POST-FIRE HAZARD DETECTION USING ALOS-2 RADAR AND LANDSAT-8 OPTICAL IMAGERY
- 1International Fund for Agricultural Development, Kenya
- 2Dept. of Earth Observation and Science, ITC, University of Twente, The Netherlands
Keywords: Post-fire, SAR, SVM, Bushfire
Abstract. This study investigates the use of Advanced Land Observing Satellite 2 (ALOS-2) equipped with an enhanced L-band SAR sensor imagery alongside with Landsat-8 optical sensor in detection and mapping of burnt and unburnt scars occurring after a bushfire in Victoria, Australia. The bushfires had recently occurred in the period of 2018–2019. The analysis was explored using a contextual classifier Support Vector Machine (SVM), as SVM allows us to integrate spectral information and spatial context through the optimal smoothing parameter without degrading image quality. The training and test set datasets consisting of burnt and unburnt pixels were created from Landsat-8 scenes used as reference data. The backscatter intensity maps (acquired before and after the forest fires) from ALOS-2 data were compared and investigated, with a special concern on topographic influence removal.

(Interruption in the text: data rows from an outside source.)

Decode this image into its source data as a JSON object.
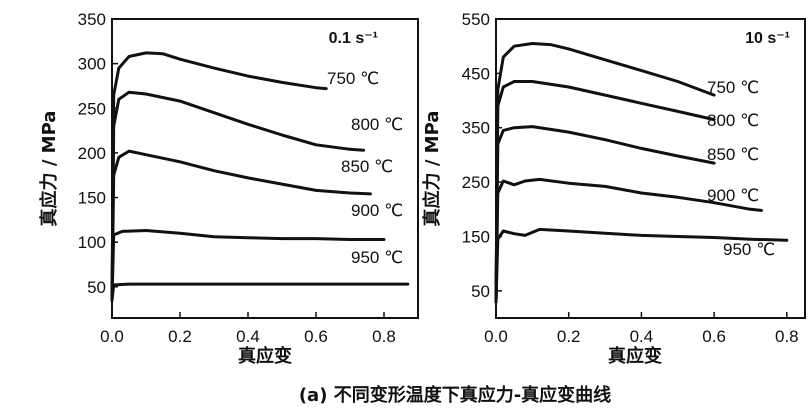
{
  "caption": "(a) 不同变形温度下真应力-真应变曲线",
  "chart_data": [
    {
      "type": "line",
      "rate_label": "0.1 s⁻¹",
      "xlabel": "真应变",
      "ylabel": "真应力 / MPa",
      "xlim": [
        0,
        0.9
      ],
      "ylim": [
        15,
        350
      ],
      "xticks": [
        0.0,
        0.2,
        0.4,
        0.6,
        0.8
      ],
      "xtick_labels": [
        "0.0",
        "0.2",
        "0.4",
        "0.6",
        "0.8"
      ],
      "yticks": [
        50,
        100,
        150,
        200,
        250,
        300,
        350
      ],
      "ytick_labels": [
        "50",
        "100",
        "150",
        "200",
        "250",
        "300",
        "350"
      ],
      "grid": false,
      "series": [
        {
          "name": "750 ℃",
          "x": [
            0.0,
            0.005,
            0.02,
            0.05,
            0.1,
            0.15,
            0.2,
            0.3,
            0.4,
            0.5,
            0.6,
            0.63
          ],
          "y": [
            35,
            265,
            295,
            308,
            312,
            311,
            305,
            295,
            286,
            279,
            273,
            272
          ]
        },
        {
          "name": "800 ℃",
          "x": [
            0.0,
            0.005,
            0.02,
            0.05,
            0.1,
            0.2,
            0.3,
            0.4,
            0.5,
            0.6,
            0.7,
            0.74
          ],
          "y": [
            35,
            230,
            260,
            268,
            266,
            258,
            245,
            232,
            220,
            209,
            204,
            203
          ]
        },
        {
          "name": "850 ℃",
          "x": [
            0.0,
            0.005,
            0.02,
            0.05,
            0.1,
            0.2,
            0.3,
            0.4,
            0.5,
            0.6,
            0.7,
            0.76
          ],
          "y": [
            35,
            175,
            195,
            202,
            198,
            190,
            180,
            172,
            165,
            158,
            155,
            154
          ]
        },
        {
          "name": "900 ℃",
          "x": [
            0.0,
            0.005,
            0.03,
            0.1,
            0.2,
            0.3,
            0.4,
            0.5,
            0.6,
            0.7,
            0.8
          ],
          "y": [
            35,
            108,
            112,
            113,
            110,
            106,
            105,
            104,
            104,
            103,
            103
          ]
        },
        {
          "name": "950 ℃",
          "x": [
            0.0,
            0.005,
            0.05,
            0.2,
            0.4,
            0.6,
            0.8,
            0.87
          ],
          "y": [
            35,
            52,
            53,
            53,
            53,
            53,
            53,
            53
          ]
        }
      ]
    },
    {
      "type": "line",
      "rate_label": "10 s⁻¹",
      "xlabel": "真应变",
      "ylabel": "真应力 / MPa",
      "xlim": [
        0,
        0.85
      ],
      "ylim": [
        0,
        550
      ],
      "xticks": [
        0.0,
        0.2,
        0.4,
        0.6,
        0.8
      ],
      "xtick_labels": [
        "0.0",
        "0.2",
        "0.4",
        "0.6",
        "0.8"
      ],
      "yticks": [
        50,
        150,
        250,
        350,
        450,
        550
      ],
      "ytick_labels": [
        "50",
        "150",
        "250",
        "350",
        "450",
        "550"
      ],
      "grid": false,
      "series": [
        {
          "name": "750 ℃",
          "x": [
            0.0,
            0.005,
            0.02,
            0.05,
            0.1,
            0.15,
            0.2,
            0.3,
            0.4,
            0.5,
            0.6
          ],
          "y": [
            30,
            420,
            480,
            500,
            505,
            503,
            495,
            475,
            455,
            435,
            410
          ]
        },
        {
          "name": "800 ℃",
          "x": [
            0.0,
            0.005,
            0.02,
            0.05,
            0.1,
            0.2,
            0.3,
            0.4,
            0.5,
            0.6
          ],
          "y": [
            30,
            390,
            425,
            435,
            435,
            425,
            410,
            395,
            380,
            365
          ]
        },
        {
          "name": "850 ℃",
          "x": [
            0.0,
            0.005,
            0.02,
            0.05,
            0.1,
            0.2,
            0.3,
            0.4,
            0.5,
            0.6
          ],
          "y": [
            30,
            320,
            345,
            350,
            352,
            342,
            328,
            312,
            298,
            285
          ]
        },
        {
          "name": "900 ℃",
          "x": [
            0.0,
            0.005,
            0.02,
            0.05,
            0.08,
            0.12,
            0.2,
            0.3,
            0.4,
            0.5,
            0.6,
            0.7,
            0.73
          ],
          "y": [
            30,
            230,
            252,
            245,
            252,
            255,
            248,
            242,
            230,
            222,
            212,
            200,
            198
          ]
        },
        {
          "name": "950 ℃",
          "x": [
            0.0,
            0.005,
            0.02,
            0.05,
            0.08,
            0.12,
            0.2,
            0.3,
            0.4,
            0.5,
            0.6,
            0.7,
            0.8
          ],
          "y": [
            30,
            145,
            160,
            155,
            152,
            163,
            160,
            156,
            152,
            150,
            148,
            145,
            143
          ]
        }
      ]
    }
  ]
}
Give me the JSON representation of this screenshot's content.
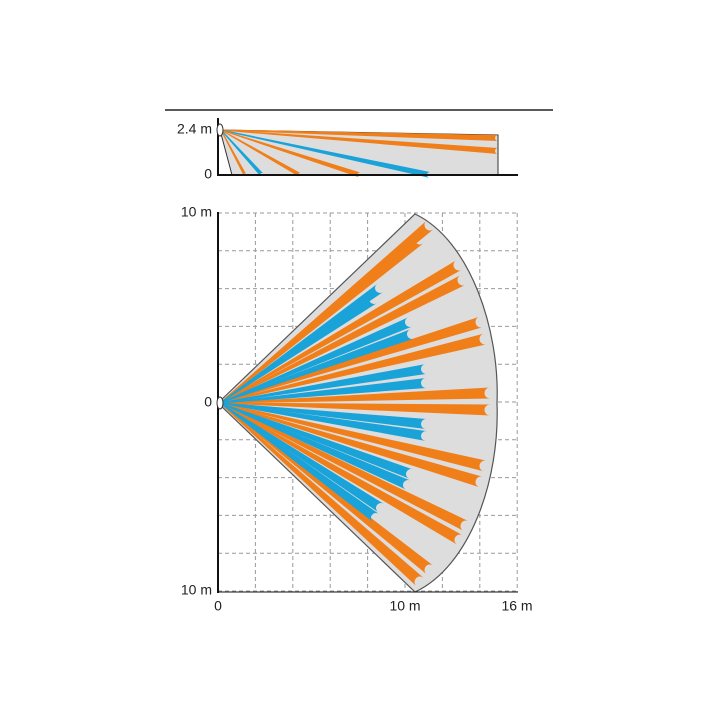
{
  "side_view": {
    "y_labels": [
      "2.4 m",
      "0"
    ]
  },
  "top_view": {
    "y_labels": [
      "10 m",
      "0",
      "10 m"
    ],
    "x_labels": [
      "0",
      "10 m",
      "16 m"
    ]
  }
}
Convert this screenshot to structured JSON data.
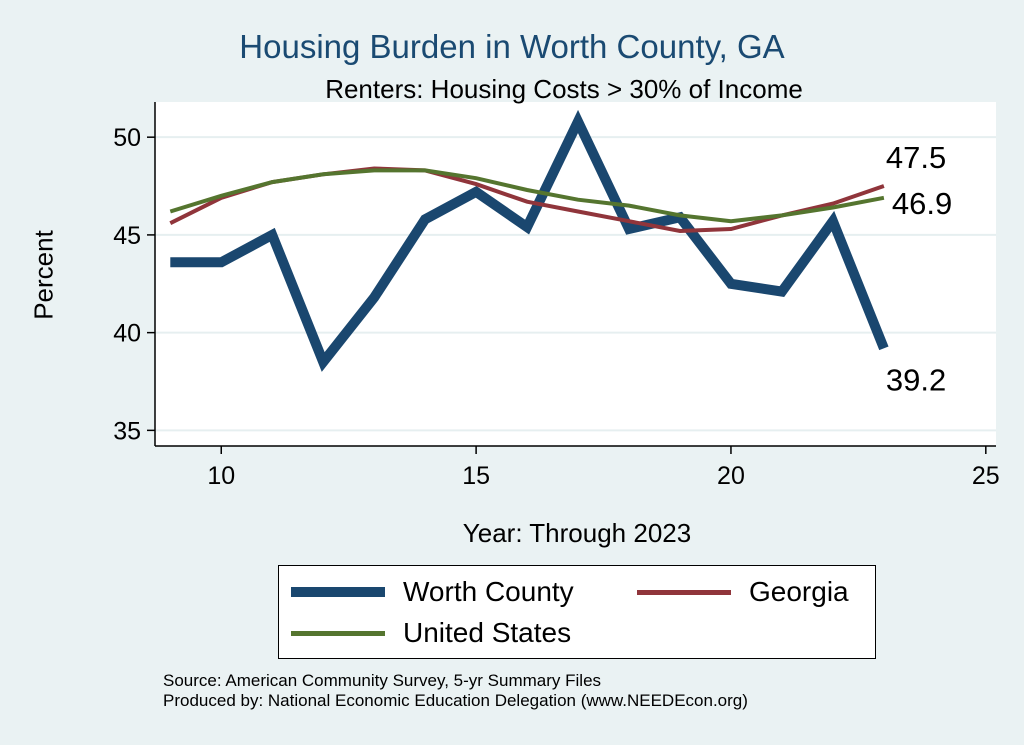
{
  "chart_data": {
    "type": "line",
    "title": "Housing Burden in Worth County, GA",
    "subtitle": "Renters: Housing Costs > 30% of Income",
    "xlabel": "Year: Through 2023",
    "ylabel": "Percent",
    "xlim": [
      8.7,
      25.2
    ],
    "ylim": [
      34.2,
      51.8
    ],
    "xticks": [
      10,
      15,
      20,
      25
    ],
    "yticks": [
      35,
      40,
      45,
      50
    ],
    "grid": true,
    "x": [
      9,
      10,
      11,
      12,
      13,
      14,
      15,
      16,
      17,
      18,
      19,
      20,
      21,
      22,
      23
    ],
    "series": [
      {
        "name": "Worth County",
        "color": "#1a476f",
        "end_label": "39.2",
        "values": [
          43.6,
          43.6,
          45.0,
          38.5,
          41.8,
          45.8,
          47.2,
          45.4,
          50.8,
          45.3,
          45.9,
          42.5,
          42.1,
          45.7,
          39.2
        ]
      },
      {
        "name": "Georgia",
        "color": "#90353b",
        "end_label": "47.5",
        "values": [
          45.6,
          46.9,
          47.7,
          48.1,
          48.4,
          48.3,
          47.6,
          46.7,
          46.2,
          45.7,
          45.2,
          45.3,
          46.0,
          46.6,
          47.5
        ]
      },
      {
        "name": "United States",
        "color": "#55752f",
        "end_label": "46.9",
        "values": [
          46.2,
          47.0,
          47.7,
          48.1,
          48.3,
          48.3,
          47.9,
          47.3,
          46.8,
          46.5,
          46.0,
          45.7,
          46.0,
          46.4,
          46.9
        ]
      }
    ]
  },
  "source": {
    "line1": "Source: American Community Survey, 5-yr Summary Files",
    "line2": "Produced by: National Economic Education Delegation (www.NEEDEcon.org)"
  }
}
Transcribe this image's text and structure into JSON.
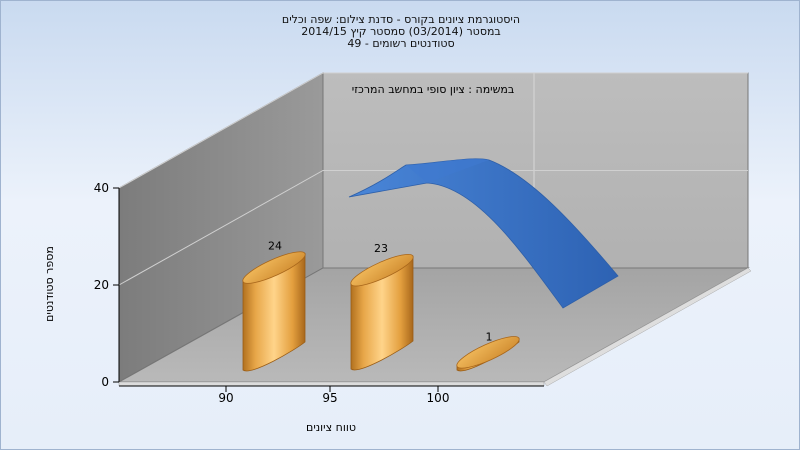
{
  "chart_data": {
    "type": "bar",
    "title": "היסטוגרמת ציונים בקורס - סדנת צילום: שפה וכלים",
    "subtitle": "במסטר (03/2014) סמסטר קיץ 2014/15",
    "subtitle2": "סטודנטים רשומים - 49",
    "xlabel": "טווח ציונים",
    "ylabel": "מספר סטודנטים",
    "categories": [
      "90",
      "95",
      "100"
    ],
    "series": [
      {
        "values": [
          24,
          23,
          1
        ],
        "labels": [
          "24",
          "23",
          "1"
        ],
        "color": "#e5a53f"
      }
    ],
    "ylim": [
      0,
      40
    ],
    "yticks": [
      "0",
      "20",
      "40"
    ],
    "curve": {
      "name": "במשימה : ציון סופי במחשב המרכזי",
      "color": "#3a73c8",
      "approx_values": [
        40,
        43.5,
        43.5,
        36,
        22
      ]
    },
    "grid": true,
    "projection": "3d"
  }
}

The dual polarizations (HH and HV) have been used to improve the forest fire mapping capability. These change detection techniques were based on image feature differences, index calculation such as normalized burn ratio. The burnt area and unburnt area were then classified via a threshold given by the pre- and post- disaster differences. The classification result achieved an accuracy of 80% Landsat-8 and 89% ALOS-2. This result shows the limitations of burnt area mapping with ALOS-2 due to effect local incidence angle and topography were of greater impact resulting in shadows. Nevertheless, the results in both areas verify the use of satellite SAR sensors and optical in forestry application.